Sometimes, circumstances in life can put a person in a predicament where it’s best for someone else to exercise their rights. If a person is incapacitated, unable to act on their own behalf or in their own best interests, a trusted 3rd party will be required to assume some or all of their legal rights, which makes perfect sense.
If a person is in a coma, who will manage their affairs?
If a grandparent is suffering from dementia, who will tend to their finances?
If a person is out of the country for an extended period as a service member or for other reasons, who will protect their property, assets, and make legal decisions on their behalf?
Having a skilled lawyer with experience drafting effective Powers of Attorney (POA) can be of a great benefit if you want to have a say in how your business is administrated, and who administers it, during your absence. Attorney Tonya D. Jones is available at 832-230-4210 if you have questions about your individual situation.

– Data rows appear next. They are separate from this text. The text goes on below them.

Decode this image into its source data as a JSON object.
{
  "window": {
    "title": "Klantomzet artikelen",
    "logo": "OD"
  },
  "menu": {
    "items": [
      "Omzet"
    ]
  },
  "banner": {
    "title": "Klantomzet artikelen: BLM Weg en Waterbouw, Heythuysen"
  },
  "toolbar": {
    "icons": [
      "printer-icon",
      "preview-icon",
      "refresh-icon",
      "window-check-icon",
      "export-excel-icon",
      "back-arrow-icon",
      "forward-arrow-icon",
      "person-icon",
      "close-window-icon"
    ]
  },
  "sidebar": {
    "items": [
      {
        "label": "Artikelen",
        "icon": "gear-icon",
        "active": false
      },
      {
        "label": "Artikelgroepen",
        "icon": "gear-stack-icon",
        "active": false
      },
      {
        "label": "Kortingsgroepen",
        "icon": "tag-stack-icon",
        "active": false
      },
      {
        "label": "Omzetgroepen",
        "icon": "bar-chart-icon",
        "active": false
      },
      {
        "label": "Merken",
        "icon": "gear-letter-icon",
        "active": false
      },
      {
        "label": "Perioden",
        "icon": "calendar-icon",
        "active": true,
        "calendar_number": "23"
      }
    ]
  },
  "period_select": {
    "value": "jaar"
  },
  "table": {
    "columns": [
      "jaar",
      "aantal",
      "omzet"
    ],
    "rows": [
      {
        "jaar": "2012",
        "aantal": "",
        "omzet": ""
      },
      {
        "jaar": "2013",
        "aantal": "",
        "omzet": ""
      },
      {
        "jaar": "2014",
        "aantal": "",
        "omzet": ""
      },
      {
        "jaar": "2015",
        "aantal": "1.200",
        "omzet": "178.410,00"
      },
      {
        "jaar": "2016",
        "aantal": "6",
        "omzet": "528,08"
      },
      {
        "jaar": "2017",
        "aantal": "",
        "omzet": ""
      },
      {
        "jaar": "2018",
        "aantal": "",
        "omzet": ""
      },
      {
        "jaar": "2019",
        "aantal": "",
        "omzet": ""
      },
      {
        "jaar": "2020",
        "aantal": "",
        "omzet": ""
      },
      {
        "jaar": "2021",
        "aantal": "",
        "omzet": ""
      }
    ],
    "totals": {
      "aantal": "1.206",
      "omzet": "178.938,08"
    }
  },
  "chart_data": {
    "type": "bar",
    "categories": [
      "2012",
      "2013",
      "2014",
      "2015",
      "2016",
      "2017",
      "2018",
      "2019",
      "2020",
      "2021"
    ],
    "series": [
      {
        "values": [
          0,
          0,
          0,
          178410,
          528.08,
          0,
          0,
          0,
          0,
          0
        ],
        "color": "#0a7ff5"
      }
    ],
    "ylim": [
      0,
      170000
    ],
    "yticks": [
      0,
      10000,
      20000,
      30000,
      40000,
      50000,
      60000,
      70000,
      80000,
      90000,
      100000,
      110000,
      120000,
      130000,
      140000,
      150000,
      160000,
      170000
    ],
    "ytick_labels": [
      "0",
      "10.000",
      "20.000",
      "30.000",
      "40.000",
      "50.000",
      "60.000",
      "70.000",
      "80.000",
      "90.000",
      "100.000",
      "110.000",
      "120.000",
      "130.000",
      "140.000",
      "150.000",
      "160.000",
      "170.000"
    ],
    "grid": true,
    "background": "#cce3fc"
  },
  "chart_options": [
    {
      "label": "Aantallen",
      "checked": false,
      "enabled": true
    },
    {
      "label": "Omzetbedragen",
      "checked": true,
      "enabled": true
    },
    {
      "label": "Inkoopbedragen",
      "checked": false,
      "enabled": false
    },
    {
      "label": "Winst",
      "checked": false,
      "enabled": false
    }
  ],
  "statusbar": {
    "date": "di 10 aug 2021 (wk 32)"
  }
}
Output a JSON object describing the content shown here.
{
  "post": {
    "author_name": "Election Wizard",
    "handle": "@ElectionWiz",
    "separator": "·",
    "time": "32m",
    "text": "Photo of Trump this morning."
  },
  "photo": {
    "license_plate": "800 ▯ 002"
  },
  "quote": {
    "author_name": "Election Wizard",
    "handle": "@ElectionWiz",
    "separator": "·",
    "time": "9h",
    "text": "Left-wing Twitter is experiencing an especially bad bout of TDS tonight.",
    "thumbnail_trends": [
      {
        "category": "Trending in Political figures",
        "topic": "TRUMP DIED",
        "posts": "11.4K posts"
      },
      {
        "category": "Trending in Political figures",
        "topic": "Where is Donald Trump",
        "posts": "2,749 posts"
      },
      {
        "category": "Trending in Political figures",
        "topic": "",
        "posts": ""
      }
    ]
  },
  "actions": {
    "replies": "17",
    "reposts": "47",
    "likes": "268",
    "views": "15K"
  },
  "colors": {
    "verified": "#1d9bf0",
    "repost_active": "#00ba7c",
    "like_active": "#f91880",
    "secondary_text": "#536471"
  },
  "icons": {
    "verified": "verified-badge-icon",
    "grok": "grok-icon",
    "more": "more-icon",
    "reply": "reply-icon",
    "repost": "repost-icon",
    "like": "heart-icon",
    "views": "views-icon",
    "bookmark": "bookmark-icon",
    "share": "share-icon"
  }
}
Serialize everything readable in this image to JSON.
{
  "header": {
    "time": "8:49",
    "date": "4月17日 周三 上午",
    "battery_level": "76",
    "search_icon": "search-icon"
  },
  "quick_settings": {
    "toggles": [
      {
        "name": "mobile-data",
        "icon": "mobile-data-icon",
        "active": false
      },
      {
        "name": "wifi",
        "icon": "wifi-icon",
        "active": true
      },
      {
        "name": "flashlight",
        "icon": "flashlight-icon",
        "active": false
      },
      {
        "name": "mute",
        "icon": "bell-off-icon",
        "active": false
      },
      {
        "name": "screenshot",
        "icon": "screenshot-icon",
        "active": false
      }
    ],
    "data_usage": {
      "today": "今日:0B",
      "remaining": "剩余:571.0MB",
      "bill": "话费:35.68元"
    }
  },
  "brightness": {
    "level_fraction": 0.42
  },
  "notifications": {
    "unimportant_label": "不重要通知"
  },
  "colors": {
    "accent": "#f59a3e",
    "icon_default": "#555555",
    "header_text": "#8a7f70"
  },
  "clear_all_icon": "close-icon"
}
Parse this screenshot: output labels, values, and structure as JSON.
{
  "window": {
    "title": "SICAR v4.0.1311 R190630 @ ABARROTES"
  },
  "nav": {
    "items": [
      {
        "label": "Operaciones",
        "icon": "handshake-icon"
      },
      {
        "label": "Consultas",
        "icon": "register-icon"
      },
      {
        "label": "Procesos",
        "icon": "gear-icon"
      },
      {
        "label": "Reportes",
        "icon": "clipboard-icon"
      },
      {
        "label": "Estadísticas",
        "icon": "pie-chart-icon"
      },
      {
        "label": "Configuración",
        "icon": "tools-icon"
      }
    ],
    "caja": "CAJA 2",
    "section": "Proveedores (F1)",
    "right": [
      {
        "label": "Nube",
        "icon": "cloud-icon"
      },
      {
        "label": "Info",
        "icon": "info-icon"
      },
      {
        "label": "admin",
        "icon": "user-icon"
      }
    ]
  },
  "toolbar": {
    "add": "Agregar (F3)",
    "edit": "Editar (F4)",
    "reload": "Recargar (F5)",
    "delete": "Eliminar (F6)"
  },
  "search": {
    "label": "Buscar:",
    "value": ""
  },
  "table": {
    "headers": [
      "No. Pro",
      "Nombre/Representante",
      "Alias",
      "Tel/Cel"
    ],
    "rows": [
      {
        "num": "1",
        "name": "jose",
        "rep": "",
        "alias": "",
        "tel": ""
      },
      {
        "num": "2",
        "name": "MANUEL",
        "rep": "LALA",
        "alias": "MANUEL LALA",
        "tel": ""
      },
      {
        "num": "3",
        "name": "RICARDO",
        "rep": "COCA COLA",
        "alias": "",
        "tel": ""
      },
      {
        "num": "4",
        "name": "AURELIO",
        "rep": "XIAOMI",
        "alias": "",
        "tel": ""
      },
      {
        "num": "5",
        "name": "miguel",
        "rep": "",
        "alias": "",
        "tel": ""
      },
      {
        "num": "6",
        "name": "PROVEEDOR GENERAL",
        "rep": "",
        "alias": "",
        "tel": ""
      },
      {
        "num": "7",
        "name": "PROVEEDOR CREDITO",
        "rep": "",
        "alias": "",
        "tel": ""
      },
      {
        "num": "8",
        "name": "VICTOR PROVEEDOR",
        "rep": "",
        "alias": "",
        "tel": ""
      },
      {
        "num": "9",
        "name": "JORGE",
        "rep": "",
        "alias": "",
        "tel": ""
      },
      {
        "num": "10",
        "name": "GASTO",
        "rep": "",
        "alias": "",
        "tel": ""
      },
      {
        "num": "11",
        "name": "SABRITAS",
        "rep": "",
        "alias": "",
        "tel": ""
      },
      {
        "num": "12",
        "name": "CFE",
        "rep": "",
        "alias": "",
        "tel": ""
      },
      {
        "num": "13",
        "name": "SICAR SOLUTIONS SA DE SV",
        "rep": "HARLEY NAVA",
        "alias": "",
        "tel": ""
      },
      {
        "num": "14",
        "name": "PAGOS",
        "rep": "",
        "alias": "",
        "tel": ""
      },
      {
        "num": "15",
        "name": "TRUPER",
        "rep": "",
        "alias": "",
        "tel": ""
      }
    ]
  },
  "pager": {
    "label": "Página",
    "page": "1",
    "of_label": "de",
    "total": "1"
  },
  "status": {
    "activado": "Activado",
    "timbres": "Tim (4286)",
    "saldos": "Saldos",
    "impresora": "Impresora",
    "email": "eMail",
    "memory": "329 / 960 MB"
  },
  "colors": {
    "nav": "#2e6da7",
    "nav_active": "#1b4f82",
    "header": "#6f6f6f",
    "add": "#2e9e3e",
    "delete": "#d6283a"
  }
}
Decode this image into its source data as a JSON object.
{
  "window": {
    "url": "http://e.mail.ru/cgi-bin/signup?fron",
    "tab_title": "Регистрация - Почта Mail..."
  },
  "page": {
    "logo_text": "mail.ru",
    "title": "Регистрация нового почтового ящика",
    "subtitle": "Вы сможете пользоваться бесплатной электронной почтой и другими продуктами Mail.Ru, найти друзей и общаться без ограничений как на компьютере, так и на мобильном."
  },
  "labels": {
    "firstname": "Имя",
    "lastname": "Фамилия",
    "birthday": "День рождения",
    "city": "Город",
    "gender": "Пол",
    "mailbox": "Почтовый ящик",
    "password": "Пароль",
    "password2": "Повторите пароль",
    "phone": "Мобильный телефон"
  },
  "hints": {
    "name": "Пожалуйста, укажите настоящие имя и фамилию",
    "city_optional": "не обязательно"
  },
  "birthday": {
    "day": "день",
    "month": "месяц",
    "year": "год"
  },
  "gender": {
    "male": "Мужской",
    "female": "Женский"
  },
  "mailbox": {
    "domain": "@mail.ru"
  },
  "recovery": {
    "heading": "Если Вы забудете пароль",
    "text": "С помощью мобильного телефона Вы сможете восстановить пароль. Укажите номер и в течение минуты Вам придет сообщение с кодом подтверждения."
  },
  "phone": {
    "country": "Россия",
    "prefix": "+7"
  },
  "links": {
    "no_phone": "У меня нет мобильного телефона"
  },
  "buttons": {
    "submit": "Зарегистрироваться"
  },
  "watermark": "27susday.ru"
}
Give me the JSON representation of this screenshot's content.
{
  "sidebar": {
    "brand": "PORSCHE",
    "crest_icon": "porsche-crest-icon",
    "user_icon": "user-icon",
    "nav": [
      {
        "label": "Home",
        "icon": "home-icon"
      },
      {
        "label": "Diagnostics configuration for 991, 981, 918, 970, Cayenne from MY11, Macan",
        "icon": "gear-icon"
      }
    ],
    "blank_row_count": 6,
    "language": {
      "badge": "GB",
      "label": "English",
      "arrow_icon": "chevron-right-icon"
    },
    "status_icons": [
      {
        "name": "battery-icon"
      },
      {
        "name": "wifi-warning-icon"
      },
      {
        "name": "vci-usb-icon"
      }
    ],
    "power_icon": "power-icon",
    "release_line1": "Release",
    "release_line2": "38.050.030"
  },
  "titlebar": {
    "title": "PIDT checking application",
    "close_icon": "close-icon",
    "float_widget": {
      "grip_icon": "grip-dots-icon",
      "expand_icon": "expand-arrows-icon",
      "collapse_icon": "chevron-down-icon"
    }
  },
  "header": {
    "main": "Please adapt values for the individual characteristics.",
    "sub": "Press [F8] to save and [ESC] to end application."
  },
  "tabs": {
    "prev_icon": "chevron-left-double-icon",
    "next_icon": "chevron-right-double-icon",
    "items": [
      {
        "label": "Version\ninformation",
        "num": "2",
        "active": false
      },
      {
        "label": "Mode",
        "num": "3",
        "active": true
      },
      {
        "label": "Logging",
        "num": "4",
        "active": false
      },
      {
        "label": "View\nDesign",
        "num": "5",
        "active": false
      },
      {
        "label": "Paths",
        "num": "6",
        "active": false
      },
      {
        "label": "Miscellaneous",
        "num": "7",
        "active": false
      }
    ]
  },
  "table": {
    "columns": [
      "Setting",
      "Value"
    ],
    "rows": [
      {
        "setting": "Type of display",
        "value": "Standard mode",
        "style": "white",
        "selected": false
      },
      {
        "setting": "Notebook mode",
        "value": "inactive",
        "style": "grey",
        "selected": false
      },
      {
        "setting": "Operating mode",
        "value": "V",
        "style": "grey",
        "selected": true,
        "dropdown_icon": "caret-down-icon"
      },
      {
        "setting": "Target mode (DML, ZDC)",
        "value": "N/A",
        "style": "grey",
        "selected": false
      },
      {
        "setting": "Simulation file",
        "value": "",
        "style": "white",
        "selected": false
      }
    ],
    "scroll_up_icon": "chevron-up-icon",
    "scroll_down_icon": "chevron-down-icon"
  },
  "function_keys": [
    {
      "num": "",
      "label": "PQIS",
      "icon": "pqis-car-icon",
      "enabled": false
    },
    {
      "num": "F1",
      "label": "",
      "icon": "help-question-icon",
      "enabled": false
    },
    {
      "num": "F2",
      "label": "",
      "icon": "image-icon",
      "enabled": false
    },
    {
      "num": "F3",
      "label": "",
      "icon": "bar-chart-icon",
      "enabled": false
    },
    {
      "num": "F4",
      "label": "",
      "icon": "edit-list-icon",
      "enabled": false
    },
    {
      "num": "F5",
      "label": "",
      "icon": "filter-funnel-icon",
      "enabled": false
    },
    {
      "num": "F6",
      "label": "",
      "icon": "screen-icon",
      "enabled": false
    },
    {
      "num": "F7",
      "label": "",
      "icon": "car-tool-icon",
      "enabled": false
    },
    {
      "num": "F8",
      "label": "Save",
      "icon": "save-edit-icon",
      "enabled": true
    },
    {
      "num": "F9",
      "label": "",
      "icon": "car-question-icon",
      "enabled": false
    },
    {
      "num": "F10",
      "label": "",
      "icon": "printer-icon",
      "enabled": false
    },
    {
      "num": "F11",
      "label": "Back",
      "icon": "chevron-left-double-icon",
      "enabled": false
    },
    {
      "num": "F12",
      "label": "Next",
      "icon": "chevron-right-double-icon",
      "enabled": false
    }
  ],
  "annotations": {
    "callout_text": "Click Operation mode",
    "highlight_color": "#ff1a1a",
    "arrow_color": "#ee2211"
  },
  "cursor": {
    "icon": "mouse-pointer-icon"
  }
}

The “Power of Attorney” Authority
In short, initiating a draft of a Power of Attorney will afford you the ability to determine the level of authority that another party will have to act in your place. This form of authority can last for an indefinite term, or can include termination clauses based on any desired instance.
Types of Powers of Attorney
Durable Power of Attorney
Also referred to as the Statutory form, allows a person to make financial decisions on your behalf. This form of POA is often used for estate planning and for the appointment of an “Agent” or “Attorney in Fact” to manage your financial affairs if you’re unable to. This authority can remain active indefinitely unless a termination date is specified or other stipulations are met.
General Power of Attorney
This form of POA is used to give authority to another person over a broad or specific area of your life. A powerful form of POA, displacing this level of authority should be handled with caution.
Medical Power of Attorney
A medical POA gives another person the authority to make medical decisions on your behalf if you, the principal, aren’t able to. When creating this form of POA, estate planning or a Will should be a top priority.
Special Power of Attorney
This form of POA is limited, and appoints a person as an authority to act on behalf of the principal in a specific area, for a specific reason, for a specific outcome, for a specified period of time.
Need to Retain a Houston POA Lawyer?
Contact Attorney Tonya D. Jones Today!
Considerable thought should be invested before moving forward with granting Power of Attorney to another party. Attorney Tonya D. Jones is ready and able to answer any questions you may have about whether assigning a POA is right for you, what form of Power of Attorney to grant and to whom.
Several factors such as the trustworthiness, criminal history, professional capability, availability, and integrity of prospective “Attorney in Fact” or “Agent” should be strongly considered prior to executing the displacement of such authority.